In response to a recent surge in Muslim tourists, a major halal-themed international expo will be held in Chiba Prefecture in November.
Titled Japan Halal Expo 2014, the two-day event in the Makuhari Messe convention center in the city of Chiba, will essentially seek to boost public awareness of halal fare, enlighten visitors on the latest market trends surrounding Muslim tourists and allow Japan-based Muslims to give feedback on whether this is a Muslim-friendly nation.
The number of tourists from Muslim-majority countries rose sharply last year thanks to drastic visa relaxations, including a visa waiver and a longer-term stay, targeting a group of Southeast Asian countries.
Around 176,500 tourists came from Malaysia in 2013, up 35.6 percent from a year earlier, while those from Indonesia reached 136,800, up 34.8 percent, according to data from the Japan National Tourist Organization.
In response to the surge, major airports such as Narita International Airport are scrambling to make Muslim tourists feel welcome, including by setting up prayer rooms and offering in-flight meals free of pork and alcohol.
Still, efforts to make Japan more Muslim-friendly remain fundamentally inadequate, said chief organizer Yoshichika Terasawa, executive managing director of Makuhari Messe.
“Many Muslims have complained upon arrival that they don’t know where to go for a prayer, or that scant information is being made available about ingredients on food labels,” Terasawa told reporters Thursday. “I hope an event like this will help make us aware of the needs of Muslims, the same way we are today regarding vegetarians, for example.”

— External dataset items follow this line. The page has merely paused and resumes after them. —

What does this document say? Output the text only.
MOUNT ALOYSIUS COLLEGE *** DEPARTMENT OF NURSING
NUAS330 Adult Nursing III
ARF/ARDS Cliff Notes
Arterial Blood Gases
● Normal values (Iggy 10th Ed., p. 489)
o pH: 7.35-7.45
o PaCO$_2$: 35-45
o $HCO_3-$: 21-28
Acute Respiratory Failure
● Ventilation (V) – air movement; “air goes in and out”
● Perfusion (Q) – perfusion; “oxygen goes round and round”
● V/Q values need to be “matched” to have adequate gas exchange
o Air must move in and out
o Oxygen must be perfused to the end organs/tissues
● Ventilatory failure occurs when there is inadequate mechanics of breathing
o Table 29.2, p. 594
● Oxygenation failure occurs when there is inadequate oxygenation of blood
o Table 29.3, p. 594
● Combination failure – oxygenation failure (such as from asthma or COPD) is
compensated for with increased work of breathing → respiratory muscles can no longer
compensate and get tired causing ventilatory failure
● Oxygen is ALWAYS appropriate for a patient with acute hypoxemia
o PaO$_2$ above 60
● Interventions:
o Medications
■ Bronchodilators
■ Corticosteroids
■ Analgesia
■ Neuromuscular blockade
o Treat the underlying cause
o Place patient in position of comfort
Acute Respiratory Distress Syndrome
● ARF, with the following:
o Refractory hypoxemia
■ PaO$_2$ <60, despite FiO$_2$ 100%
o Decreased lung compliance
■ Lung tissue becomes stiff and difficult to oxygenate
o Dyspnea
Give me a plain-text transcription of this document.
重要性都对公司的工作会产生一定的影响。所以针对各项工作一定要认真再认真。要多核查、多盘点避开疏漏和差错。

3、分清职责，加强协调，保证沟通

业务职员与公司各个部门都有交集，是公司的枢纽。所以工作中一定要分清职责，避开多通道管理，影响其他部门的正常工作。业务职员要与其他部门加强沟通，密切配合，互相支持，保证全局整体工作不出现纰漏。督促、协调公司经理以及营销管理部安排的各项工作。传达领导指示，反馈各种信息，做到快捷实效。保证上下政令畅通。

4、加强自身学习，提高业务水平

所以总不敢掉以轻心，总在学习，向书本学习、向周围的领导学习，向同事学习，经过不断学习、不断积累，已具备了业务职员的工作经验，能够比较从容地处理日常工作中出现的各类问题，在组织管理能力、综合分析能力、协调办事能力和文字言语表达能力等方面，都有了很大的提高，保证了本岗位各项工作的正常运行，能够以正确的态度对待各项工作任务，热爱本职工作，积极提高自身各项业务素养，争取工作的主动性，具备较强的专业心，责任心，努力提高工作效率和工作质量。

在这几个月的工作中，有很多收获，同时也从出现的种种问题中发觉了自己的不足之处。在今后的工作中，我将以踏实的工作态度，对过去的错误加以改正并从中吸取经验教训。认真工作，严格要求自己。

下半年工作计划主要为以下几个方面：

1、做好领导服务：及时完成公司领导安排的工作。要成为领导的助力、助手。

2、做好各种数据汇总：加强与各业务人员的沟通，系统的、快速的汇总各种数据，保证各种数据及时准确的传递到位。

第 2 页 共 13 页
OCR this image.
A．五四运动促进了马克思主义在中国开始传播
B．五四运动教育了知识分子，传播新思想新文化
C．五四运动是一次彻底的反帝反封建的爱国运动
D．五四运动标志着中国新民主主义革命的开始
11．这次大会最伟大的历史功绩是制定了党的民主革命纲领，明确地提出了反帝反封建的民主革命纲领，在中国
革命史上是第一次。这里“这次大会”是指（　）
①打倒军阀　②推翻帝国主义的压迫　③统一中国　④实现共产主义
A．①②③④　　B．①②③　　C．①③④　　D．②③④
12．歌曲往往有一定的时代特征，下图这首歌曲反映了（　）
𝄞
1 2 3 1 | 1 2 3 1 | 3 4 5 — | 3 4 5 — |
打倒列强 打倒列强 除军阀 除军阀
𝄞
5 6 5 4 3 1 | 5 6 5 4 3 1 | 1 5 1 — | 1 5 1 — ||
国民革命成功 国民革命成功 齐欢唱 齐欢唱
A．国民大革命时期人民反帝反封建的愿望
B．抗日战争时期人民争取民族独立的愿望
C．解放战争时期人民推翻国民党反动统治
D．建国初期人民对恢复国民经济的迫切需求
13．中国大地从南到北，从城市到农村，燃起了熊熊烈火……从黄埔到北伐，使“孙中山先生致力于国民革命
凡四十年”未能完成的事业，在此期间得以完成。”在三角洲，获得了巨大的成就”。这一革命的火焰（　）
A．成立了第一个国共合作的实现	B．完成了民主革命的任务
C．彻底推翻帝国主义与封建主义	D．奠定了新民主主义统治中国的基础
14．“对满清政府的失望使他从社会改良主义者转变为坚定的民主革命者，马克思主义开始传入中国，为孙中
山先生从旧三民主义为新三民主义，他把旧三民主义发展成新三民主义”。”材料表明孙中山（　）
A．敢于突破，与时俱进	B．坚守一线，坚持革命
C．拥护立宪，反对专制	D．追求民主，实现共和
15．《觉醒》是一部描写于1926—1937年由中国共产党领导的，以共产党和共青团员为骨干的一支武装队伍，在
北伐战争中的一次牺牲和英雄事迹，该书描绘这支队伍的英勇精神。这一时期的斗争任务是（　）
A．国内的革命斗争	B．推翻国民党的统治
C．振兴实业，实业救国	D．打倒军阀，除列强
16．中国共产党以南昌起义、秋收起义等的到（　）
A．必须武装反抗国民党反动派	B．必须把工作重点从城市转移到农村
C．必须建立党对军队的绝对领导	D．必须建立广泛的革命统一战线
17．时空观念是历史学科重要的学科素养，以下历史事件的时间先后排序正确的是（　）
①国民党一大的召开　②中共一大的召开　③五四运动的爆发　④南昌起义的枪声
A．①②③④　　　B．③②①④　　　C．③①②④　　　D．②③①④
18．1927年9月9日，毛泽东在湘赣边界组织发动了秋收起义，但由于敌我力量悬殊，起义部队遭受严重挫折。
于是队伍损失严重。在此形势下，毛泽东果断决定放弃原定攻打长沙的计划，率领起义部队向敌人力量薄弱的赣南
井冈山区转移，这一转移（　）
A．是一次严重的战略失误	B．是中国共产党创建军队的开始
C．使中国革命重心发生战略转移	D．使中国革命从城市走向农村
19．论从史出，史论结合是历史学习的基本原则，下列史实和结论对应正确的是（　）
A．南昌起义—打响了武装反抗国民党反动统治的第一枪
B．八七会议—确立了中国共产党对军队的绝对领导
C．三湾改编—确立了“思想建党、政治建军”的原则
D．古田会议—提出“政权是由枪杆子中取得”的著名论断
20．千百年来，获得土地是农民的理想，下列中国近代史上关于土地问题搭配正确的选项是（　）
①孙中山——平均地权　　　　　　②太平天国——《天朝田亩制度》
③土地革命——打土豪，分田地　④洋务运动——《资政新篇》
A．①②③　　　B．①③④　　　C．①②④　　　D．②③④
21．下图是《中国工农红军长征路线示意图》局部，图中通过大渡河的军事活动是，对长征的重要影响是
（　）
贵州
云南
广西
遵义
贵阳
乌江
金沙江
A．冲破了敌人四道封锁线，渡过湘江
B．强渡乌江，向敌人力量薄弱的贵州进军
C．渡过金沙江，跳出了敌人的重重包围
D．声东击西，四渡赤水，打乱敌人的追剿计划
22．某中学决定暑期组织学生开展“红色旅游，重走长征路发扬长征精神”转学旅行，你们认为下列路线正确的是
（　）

Hj Burhanuddin Md Radzi, the expo’s co-organizer and president of the Malaysian animation production company Les’ Copaque Production Sdn Bhd, agrees. In the eyes of Muslim tourists, he said, the number of halal-certified restaurants in Tokyo remains unfortunately low.
But he nonetheless emphasized that Japan has the potential to become a major player in the halal market. Japanese people, he said, have a positive affinity with halal foods, mostly because their well-maintained sense of public hygiene aligns very well with the idea of cleanness that is at the crux of halal foods.
“I don’t think it will be much difficult for Japanese restaurants to learn how to make their meals halal-certified,” he said.
“Take Tokyo Banana, for example,” Radzi continued, referring to the famous souvenir sweet.
“It’s very famous and has a strong following (among tourists), but it’s non-halal because the ingredients include gelatin. But you can make it halal-certified by making the ingredients vegetable-based. I’m sure Japanese companies will be able to figure out a solution using their know-how.”
The expo is scheduled for Nov. 26 and 27.